War and Conflict
Latin America & the Caribbean
How old is guerrilla warfare?
Guerrilla warfare dates back to ancient times but got its name during the Peninsular War of 1809 to 1814 when Napoleon Bonaparte (1769–1821) fought for control of the Iberian Peninsula (Spain and Portugal). In Spanish, guerrilla means “small war.” The resistance to Napoleon’s troops employed tactics that are typical of what we know as guerrilla warfare—fighting in small bands, ambushes, sudden raids, and sabotage.

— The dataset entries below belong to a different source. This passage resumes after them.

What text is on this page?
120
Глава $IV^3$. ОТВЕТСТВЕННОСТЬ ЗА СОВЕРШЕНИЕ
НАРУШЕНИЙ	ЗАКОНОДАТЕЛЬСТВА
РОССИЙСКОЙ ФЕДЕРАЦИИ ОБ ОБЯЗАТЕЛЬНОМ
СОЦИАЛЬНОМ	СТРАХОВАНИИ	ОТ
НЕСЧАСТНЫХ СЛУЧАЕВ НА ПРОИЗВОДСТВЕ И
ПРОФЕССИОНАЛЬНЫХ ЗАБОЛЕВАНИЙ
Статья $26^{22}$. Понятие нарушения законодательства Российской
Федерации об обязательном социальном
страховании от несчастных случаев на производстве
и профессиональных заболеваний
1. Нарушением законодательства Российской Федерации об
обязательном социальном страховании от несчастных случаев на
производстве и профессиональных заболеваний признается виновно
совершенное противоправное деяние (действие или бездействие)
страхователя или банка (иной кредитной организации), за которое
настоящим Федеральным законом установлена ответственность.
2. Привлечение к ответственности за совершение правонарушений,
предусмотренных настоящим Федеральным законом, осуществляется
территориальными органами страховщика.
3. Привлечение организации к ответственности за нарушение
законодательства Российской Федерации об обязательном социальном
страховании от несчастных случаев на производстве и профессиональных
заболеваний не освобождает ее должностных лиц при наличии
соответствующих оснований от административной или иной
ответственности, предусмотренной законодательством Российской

It is Chinese Communist leader Mao Tse-tung (1893–1976) who, in his 22–year fight against the Chinese nationalists (from 1927 to 1949), is believed to have developed the techniques of modern guerrilla warfare. Chairman Mao slowly but surely gained the support and sympathy of the common people—in particular those living in rural areas. Eventually, he had control of the masses who believed the reforms he would make once in office would be favorable to them. The people would provide the manpower and supplies that would sustain the fight. If any followers faulted in their loyalty to the cause, they would be punished.
Today, guerrillas rely on terrorist attacks against governments, goading the military into action, which, in turn, rallies the public in its outrage against government. In this way, guerrilla movements can gain popular support over time. Such movements are by no means limited to the countryside: Urban attacks include tactics such as kidnapping and assassination. Such guerrilla measures have led to the outbreak of civil wars.